In another apoptotic pathway, it was found that (see fig. 10): the expression of the anti-apoptotic protein XIAP in the testis tissue of the db/db mouse is obviously reduced, the expression of the apoptotic protein caspase8 protein is increased, the expression of the caspase9 protein is obviously increased, and meanwhile, the expression of the anti-apoptotic protein XIAP in the testis tissue of the db/db mouse treated by Dapa is obviously up-regulated. The expression of XIAP/caspase3 protein is reduced in the testis tissue of db/db mouse, and is obviously up-regulated in the testis tissue of db/db mouse treated by Dapa; XIAP/caspase8 protein expression was significantly reduced in the testis tissue of db/db mice, whereas it was significantly upregulated in the testis tissue of Dapa-treated db/db mice; protein expression of XIAP/caspase9 was significantly reduced in the testis tissue of db/db mice, but was significantly up-regulated in the testis tissue of Dapa-treated db/db mice.

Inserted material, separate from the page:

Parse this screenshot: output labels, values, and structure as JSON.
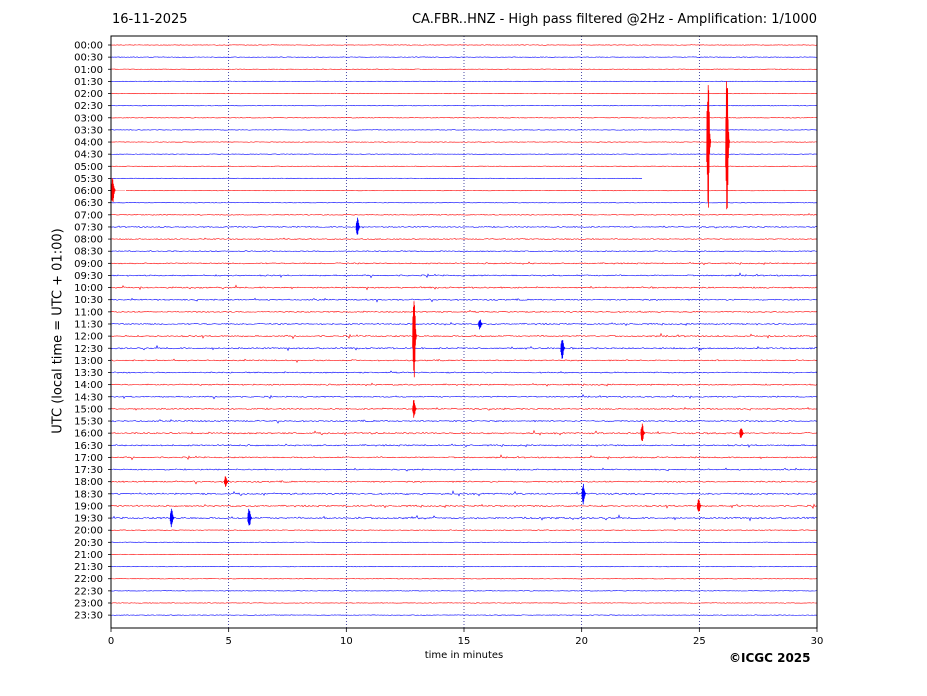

Finally, the change of the oxidative stress level in the testis tissue of each group of mice was detected by the kit method, and as a result, it was found (see fig. 11): the total antioxidant capacity in the testis tissues of db/db mice is obviously reduced, the activities of antioxidant stress enzyme superoxide dismutase (SOD) and glutathione peroxidase (GSH-Px) are obviously reduced, and the protein expression of oxidative stress product dodecahydroxynonavaleraldehyde (4-HNE) is obviously increased; meanwhile, the total antioxidant capacity of the testis tissues of db/db mice treated by Dapa tends to be increased, the antioxidant kinase SOD activity is obviously increased, the GSH-Px activity tends to be increased, and the protein expression of the oxidative stress product 4-HNE is obviously reduced.

3. Conclusion of the experiment

The dapagliflozin treatment can increase the testis weight and the testis/body weight ratio of a db/db mouse and can remarkably improve the abnormal sperm quality, the abnormal sperm quantity and the abnormal sperm movement of the db/db mouse.

In conclusion, the SGLT2 inhibitor is used for preventing or treating male reproductive dysfunction for the first time, obtains a relatively ideal treatment effect, provides a new prevention and treatment selection for clinically treating male sterility, particularly male sterility caused by diabetes or hyperglycemia, and has extremely high application value and social benefit.

It will be apparent to those skilled in the art that various changes and modifications may be made in the present invention without departing from the spirit and scope of the invention. Thus, if such modifications and variations of the present invention fall within the scope of the claims of the present invention and their equivalents, the present invention is also intended to include such modifications and variations.